What is the probability that Sieve(k) returns true as a function of k ? What is the limit of this probability as k goes to infinity (if it has one) ?

  • 0
    There is an empirical estimate in the answer on the link, and also a DP solution. I'm after a closed form and limit.2012-07-16

1 Answers 1

5

This is difficult to do exactly because the probabilities are all correlated: a small number of small "primes" will lead to more big "primes", and vice versa.
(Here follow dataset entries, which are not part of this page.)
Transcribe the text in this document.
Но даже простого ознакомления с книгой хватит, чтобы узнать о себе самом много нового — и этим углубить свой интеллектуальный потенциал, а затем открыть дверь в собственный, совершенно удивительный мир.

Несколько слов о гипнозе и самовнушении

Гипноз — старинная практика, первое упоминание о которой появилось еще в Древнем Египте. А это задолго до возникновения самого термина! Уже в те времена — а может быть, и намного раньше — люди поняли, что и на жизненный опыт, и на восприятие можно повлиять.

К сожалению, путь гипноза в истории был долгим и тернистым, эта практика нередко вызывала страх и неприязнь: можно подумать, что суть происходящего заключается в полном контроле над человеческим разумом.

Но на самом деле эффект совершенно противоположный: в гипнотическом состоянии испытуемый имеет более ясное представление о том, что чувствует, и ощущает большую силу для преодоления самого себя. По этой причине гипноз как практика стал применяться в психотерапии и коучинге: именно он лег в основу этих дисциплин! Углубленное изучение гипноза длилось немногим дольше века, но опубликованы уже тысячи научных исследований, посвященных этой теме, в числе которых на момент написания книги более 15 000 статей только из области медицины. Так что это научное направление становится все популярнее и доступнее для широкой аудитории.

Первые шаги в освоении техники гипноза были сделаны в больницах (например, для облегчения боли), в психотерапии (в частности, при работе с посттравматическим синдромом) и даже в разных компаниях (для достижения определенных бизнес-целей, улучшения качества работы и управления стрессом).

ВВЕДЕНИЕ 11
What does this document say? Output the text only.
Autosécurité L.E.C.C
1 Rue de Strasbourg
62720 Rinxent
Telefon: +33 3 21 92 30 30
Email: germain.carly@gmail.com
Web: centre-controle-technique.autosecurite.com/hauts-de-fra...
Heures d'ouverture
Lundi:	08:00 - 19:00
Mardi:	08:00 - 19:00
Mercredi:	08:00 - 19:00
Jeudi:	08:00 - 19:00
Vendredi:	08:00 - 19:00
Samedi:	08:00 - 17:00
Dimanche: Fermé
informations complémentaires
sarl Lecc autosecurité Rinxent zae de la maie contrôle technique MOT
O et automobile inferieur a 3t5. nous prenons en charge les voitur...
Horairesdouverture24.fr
The answer at stackoverflow ignores these correlations, yet gets quite close to the value for $k=1000$ ($0.1227$ instead of $0.1199\pm0.0003$ as determined by computer simulation), so it seems it's a reasonable approximation to model the probabilities as independent.

Doing so actually yields a much simpler recursion than the one used in the stackoverflow answer: $k+1$ has exactly the same chances of getting marked "composite" as $k$, and if $k$ is "prime" it has an additional chance during the $k$-th iteration, with probability $1/k$. Thus the probabilities $p_k$ of $k$ being "prime" satisfy the recursion relation

$p_{k+1}=p_k\left(1-\frac{p_k}k\right)\;.$

We can rewrite this as

$p_{k+1}-p_k=-\frac{p_k^2}k$

and approximate it by a differential equation:

$p'=-\frac{p^2}k\;,$

whose general solution is

$p=\frac1{c + \log k}$

with an arbitrary constant $c$, which is influenced by the approximation errors for small $k$. From $p_{1000}\approx0.12$ we get $c\approx1.43$, so a good approximation is given by

$p_k\approx\frac1{1.43+\log k}\;.$

Here's a plot of the values up to $p_{1000}$, which shows rather satisfactory agreement (red: model, green: simulations):

plot showing agreeement between model and simulations

Thus, the probabilistic sieve asymptotically behaves like the actual prime sieve.